For clients that do need a little break, I recommend finding a "tether" (scaled-down version of ideal healthy habits) that at least keeps them in the general vicinity of their goals - for example, if you can't drag yourself to the gym for a week, at least get out for a few long walks; if you can't face the macro calculator right now, at least commit to cooking more protein-focused meals; if you can't maintain your usual meditation practice during a stressful work trip, at least find 1-3 minutes per day to sit alone, eyes closed, and breathe.


However - and here comes the real talk - there is an element of weight loss success that requires you to fall in love with the process, to find some level of joy/satisfaction in those small daily habits and routines - and it is my hope for all of my clients that throughout our program, they'll genuinely find that feeling.


When clients sign up with me, one of the first resources I share is an article I was given on my very first day of graduate school, called The Mundanity of Excellence. In it is this absolute gem of a conclusion, about the nature of excellence:


"Excellence is mundane. Superlative performance is really a confluence of dozens of small skills or activities, each one learned or stumbled upon, which have been carefully drilled into habit and then fitted together in a synthesized whole. There is nothing extraordinary or superhuman in any one of these actions; only the fact that they are done consistently and correctly, and all together, produce excellence."


This simple idea, my friends, explains the fact that the most "superlative" of weight loss success stories - the ones who lose a serious amount, lose it the "right" way, and are able to keep it off long-term - are the ones able to mentally deal with the mundanity, repetition, and relative boredom of keeping the correct habits, day after day...forever.

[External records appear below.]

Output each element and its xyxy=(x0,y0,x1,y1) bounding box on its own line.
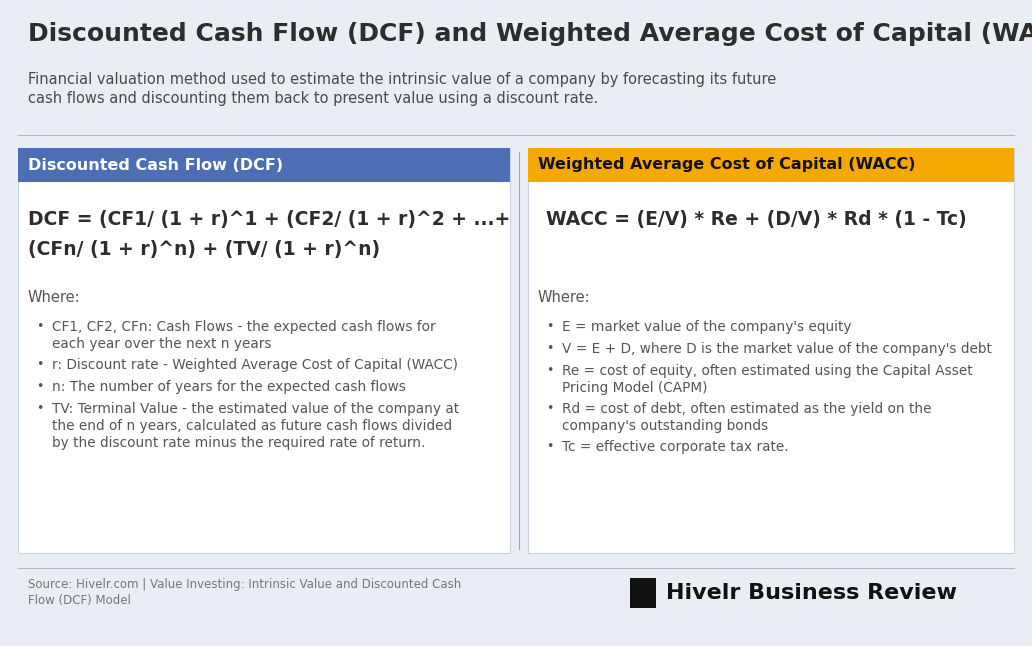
Text: n: The number of years for the expected cash flows: n: The number of years for the expected … xyxy=(52,380,406,394)
Text: DCF = (CF1/ (1 + r)^1 + (CF2/ (1 + r)^2 + ...+: DCF = (CF1/ (1 + r)^1 + (CF2/ (1 + r)^2 … xyxy=(28,210,510,229)
Text: the end of n years, calculated as future cash flows divided: the end of n years, calculated as future… xyxy=(52,419,452,433)
Text: Flow (DCF) Model: Flow (DCF) Model xyxy=(28,594,131,607)
Text: (CFn/ (1 + r)^n) + (TV/ (1 + r)^n): (CFn/ (1 + r)^n) + (TV/ (1 + r)^n) xyxy=(28,240,380,259)
Text: r: Discount rate - Weighted Average Cost of Capital (WACC): r: Discount rate - Weighted Average Cost… xyxy=(52,358,458,372)
FancyBboxPatch shape xyxy=(18,148,510,182)
Text: •: • xyxy=(36,320,43,333)
Text: •: • xyxy=(546,402,553,415)
FancyBboxPatch shape xyxy=(528,148,1014,553)
Text: •: • xyxy=(36,380,43,393)
Text: Discounted Cash Flow (DCF) and Weighted Average Cost of Capital (WACC): Discounted Cash Flow (DCF) and Weighted … xyxy=(28,22,1032,46)
Text: company's outstanding bonds: company's outstanding bonds xyxy=(562,419,768,433)
FancyBboxPatch shape xyxy=(18,148,510,553)
Text: •: • xyxy=(546,440,553,453)
Text: by the discount rate minus the required rate of return.: by the discount rate minus the required … xyxy=(52,436,425,450)
Text: •: • xyxy=(36,358,43,371)
Text: Where:: Where: xyxy=(538,290,590,305)
Text: Rd = cost of debt, often estimated as the yield on the: Rd = cost of debt, often estimated as th… xyxy=(562,402,932,416)
Text: CF1, CF2, CFn: Cash Flows - the expected cash flows for: CF1, CF2, CFn: Cash Flows - the expected… xyxy=(52,320,436,334)
FancyBboxPatch shape xyxy=(528,148,1014,182)
Text: V = E + D, where D is the market value of the company's debt: V = E + D, where D is the market value o… xyxy=(562,342,992,356)
Text: •: • xyxy=(546,320,553,333)
Text: Pricing Model (CAPM): Pricing Model (CAPM) xyxy=(562,381,708,395)
Text: •: • xyxy=(546,364,553,377)
FancyBboxPatch shape xyxy=(630,578,656,608)
Text: TV: Terminal Value - the estimated value of the company at: TV: Terminal Value - the estimated value… xyxy=(52,402,459,416)
Text: Re = cost of equity, often estimated using the Capital Asset: Re = cost of equity, often estimated usi… xyxy=(562,364,972,378)
Text: Tc = effective corporate tax rate.: Tc = effective corporate tax rate. xyxy=(562,440,788,454)
Text: Financial valuation method used to estimate the intrinsic value of a company by : Financial valuation method used to estim… xyxy=(28,72,776,87)
Text: •: • xyxy=(36,402,43,415)
Text: Where:: Where: xyxy=(28,290,80,305)
Text: cash flows and discounting them back to present value using a discount rate.: cash flows and discounting them back to … xyxy=(28,91,599,106)
Text: •: • xyxy=(546,342,553,355)
Text: Source: Hivelr.com | Value Investing: Intrinsic Value and Discounted Cash: Source: Hivelr.com | Value Investing: In… xyxy=(28,578,461,591)
Text: E = market value of the company's equity: E = market value of the company's equity xyxy=(562,320,851,334)
Text: WACC = (E/V) * Re + (D/V) * Rd * (1 - Tc): WACC = (E/V) * Re + (D/V) * Rd * (1 - Tc… xyxy=(533,210,967,229)
Text: Hivelr Business Review: Hivelr Business Review xyxy=(666,583,957,603)
Text: each year over the next n years: each year over the next n years xyxy=(52,337,271,351)
Text: Discounted Cash Flow (DCF): Discounted Cash Flow (DCF) xyxy=(28,158,283,172)
Text: Weighted Average Cost of Capital (WACC): Weighted Average Cost of Capital (WACC) xyxy=(538,158,915,172)
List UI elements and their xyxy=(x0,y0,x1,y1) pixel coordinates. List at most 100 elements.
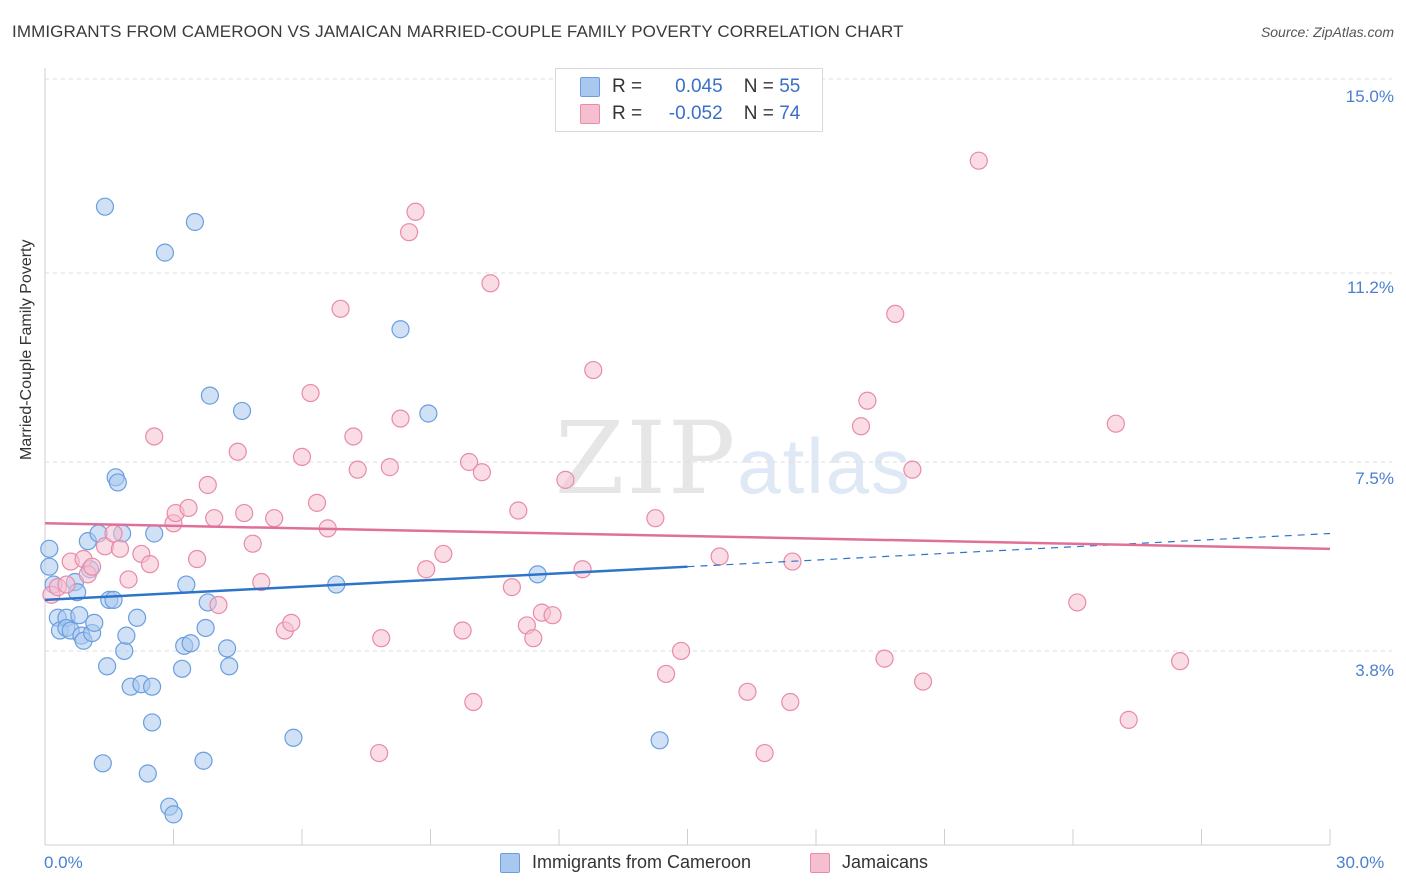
cameroon-point xyxy=(85,613,104,632)
correlation-legend: R = 0.045 N = 55 R = -0.052 N = 74 xyxy=(555,68,823,132)
y-tick-label: 15.0% xyxy=(1345,87,1394,106)
jamaican-point xyxy=(198,475,217,495)
cameroon-point xyxy=(185,212,205,232)
jamaican-point xyxy=(417,560,436,579)
jamaican-point xyxy=(228,442,247,461)
cameroon-trend-line xyxy=(44,565,688,602)
axes xyxy=(44,68,1331,846)
legend-r-value: -0.052 xyxy=(668,103,723,124)
jamaican-point xyxy=(282,613,301,632)
cameroon-point xyxy=(70,606,89,625)
jamaican-point xyxy=(205,509,224,528)
cameroon-point xyxy=(93,754,112,773)
legend-swatch-pink xyxy=(810,852,830,873)
jamaican-point xyxy=(969,151,988,170)
cameroon-point xyxy=(200,386,220,405)
jamaican-point xyxy=(472,463,491,482)
cameroon-point xyxy=(164,805,183,824)
jamaican-point xyxy=(646,509,665,528)
cameroon-point xyxy=(196,618,215,638)
source-label: Source: ZipAtlas.com xyxy=(1260,24,1394,40)
jamaican-point xyxy=(252,572,271,592)
jamaican-point xyxy=(543,606,562,625)
jamaican-point xyxy=(348,460,367,479)
jamaican-point xyxy=(83,557,102,576)
cameroon-point xyxy=(40,539,59,558)
cameroon-point xyxy=(142,677,162,696)
jamaican-point xyxy=(903,460,922,479)
jamaican-point xyxy=(584,360,603,380)
cameroon-point xyxy=(217,639,237,658)
cameroon-point xyxy=(95,197,115,216)
jamaican-point xyxy=(57,575,76,594)
jamaican-point xyxy=(875,649,894,668)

Now before you bail on this blog, let's talk about that conditional "forever."


When I tell a client she has to maintain healthy habits "forever," I mean it in the sense that she can't return to a sugar-riddled, booze-fuelled, caloric-surplus, sedentary, sleep-deprived, stress bonanza of a lifestyle and expect the results she achieved with the opposite of that to stand true. Any logical person can understand that to hold on to a reasonable level of weight loss/fitness gains, a reasonable level of healthy habits must be present and maintained.


But a reasonable level of healthy habits does not - and will never! - mean unrelenting perfection and restriction. A "reasonable" level of healthy habits still allows for cake at your daughter's birthday party, champagne on your wedding anniversary, or an unapologetic day of bingeing Netflix. A "reasonable" level of healthy habits does not mean breaking your back at F45 six days per week, running through overuse injuries, putting more plates on the bar despite nagging pain in your knees, dragging yourself to Pilates even though you hate every second of it, or beating yourself up for taking an honest day off movement altogether.


What is extraordinary - and separates the successful from the "on and off" diet and workout cyclers - is the ability to drop the discipline, whether by choice or by force, and pick it right back up where they left it. They don't downward spiral; they don't catastrophise; they don't self-loathe; and, importantly, they don't try to rationalise away the choice, either.


Truly healthy people accept the facts; they move forward; they practice resilience; they return to the regularly scheduled programming without guilt and with renewed determination to make a better choice, now.


In the very next meal. With the very next workout. For life.